Yersinia Pestis Modulation of Host Extracellular Vesicles

Abstract Extracellular vesicles (EVs) facilitate intercellular communication by the delivery of protein, lipid, and small RNAs that mediate changes in recipient cells. Importantly, the cargo packaged within EVs rapidly changes in response to physiological changes in the EV producing cells, allowing cells to communicate local changes in physiology, including infection. Recently, we discovered that Yersinia pestis actively inhibits the biogenesis and release of EVs by human neutrophils through the cooperative action of three proteins that the bacteria directly translocate into neutrophils via a type three secretion system. Moreover, we demonstrated that these alterations in EV biogenesis by Y. pestis inhibit the antimicrobial and inflammatory capacity of neutrophil- derived EVs.
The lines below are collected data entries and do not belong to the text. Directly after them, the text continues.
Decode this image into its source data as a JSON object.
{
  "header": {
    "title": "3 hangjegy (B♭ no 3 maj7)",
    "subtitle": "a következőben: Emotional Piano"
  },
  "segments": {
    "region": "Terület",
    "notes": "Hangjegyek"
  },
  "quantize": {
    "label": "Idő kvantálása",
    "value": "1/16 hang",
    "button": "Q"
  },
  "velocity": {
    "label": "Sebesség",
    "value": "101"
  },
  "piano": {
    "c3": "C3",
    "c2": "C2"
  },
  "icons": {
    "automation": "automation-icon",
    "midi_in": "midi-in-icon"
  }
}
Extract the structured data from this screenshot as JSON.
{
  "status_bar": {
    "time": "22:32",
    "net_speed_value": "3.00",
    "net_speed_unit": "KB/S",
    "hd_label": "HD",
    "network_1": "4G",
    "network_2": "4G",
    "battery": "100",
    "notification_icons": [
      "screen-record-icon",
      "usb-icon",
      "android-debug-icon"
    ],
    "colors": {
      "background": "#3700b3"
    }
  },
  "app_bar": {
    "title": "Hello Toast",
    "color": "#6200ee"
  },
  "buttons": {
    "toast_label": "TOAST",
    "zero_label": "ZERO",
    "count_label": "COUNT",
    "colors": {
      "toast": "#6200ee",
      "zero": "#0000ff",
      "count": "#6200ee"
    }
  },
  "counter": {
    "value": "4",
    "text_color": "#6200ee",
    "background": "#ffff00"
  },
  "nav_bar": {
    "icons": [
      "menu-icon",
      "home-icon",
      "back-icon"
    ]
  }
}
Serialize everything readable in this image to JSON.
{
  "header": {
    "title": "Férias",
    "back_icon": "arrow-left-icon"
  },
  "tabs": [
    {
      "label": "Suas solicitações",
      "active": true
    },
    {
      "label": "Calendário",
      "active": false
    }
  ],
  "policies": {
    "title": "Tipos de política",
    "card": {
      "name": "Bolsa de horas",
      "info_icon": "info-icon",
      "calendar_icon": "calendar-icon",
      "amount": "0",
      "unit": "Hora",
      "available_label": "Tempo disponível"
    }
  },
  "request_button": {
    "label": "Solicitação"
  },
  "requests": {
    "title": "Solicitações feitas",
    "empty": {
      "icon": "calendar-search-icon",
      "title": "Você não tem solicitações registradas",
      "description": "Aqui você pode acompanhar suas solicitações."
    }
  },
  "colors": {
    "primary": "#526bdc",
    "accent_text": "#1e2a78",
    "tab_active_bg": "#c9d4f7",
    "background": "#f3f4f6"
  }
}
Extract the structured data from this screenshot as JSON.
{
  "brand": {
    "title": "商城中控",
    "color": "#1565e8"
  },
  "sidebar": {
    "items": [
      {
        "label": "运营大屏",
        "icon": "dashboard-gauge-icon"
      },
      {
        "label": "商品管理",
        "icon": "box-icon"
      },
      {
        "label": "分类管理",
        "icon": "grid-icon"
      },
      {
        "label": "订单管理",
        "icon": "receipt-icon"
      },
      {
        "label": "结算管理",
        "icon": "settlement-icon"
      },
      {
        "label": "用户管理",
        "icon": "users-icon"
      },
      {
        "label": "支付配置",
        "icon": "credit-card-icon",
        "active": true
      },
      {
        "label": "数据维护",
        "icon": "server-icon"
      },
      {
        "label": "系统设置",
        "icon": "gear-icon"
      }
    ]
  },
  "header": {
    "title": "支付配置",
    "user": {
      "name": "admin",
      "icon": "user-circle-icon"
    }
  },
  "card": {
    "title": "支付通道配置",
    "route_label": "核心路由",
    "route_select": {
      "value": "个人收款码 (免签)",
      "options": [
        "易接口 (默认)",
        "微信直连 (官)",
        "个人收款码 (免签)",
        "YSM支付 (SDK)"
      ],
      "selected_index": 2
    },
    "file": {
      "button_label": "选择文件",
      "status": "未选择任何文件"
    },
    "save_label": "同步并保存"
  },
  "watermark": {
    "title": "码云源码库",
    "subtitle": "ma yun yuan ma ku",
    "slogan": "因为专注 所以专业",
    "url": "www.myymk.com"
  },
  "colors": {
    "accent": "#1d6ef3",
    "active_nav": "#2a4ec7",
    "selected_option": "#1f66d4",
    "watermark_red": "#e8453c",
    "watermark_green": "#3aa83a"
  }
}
Because EVs are vital for intercellular communication between immune cells, we hypothesize that the alteration of the EV biogenesis by Y. pestis significantly contributes to the ability of the bacteria to dysregulate inflammation and establish infection. Our primary goals in this grant are to (1) define changes in pulmonary EV populations and inflammatory potential during pneumonic plague, and (2) use Y. pestis mutants to delineate the molecular mechanisms of EV biogenesis in neutrophils. The completion of these aims will not only improve our understanding of Y. pestis virulence and immune evasion but will significantly expand our comprehension of the molecular mechanisms responsible for EV biogenesis by neutrophils and the role of EVs in the regulation of inflammation during acute bacterial infections.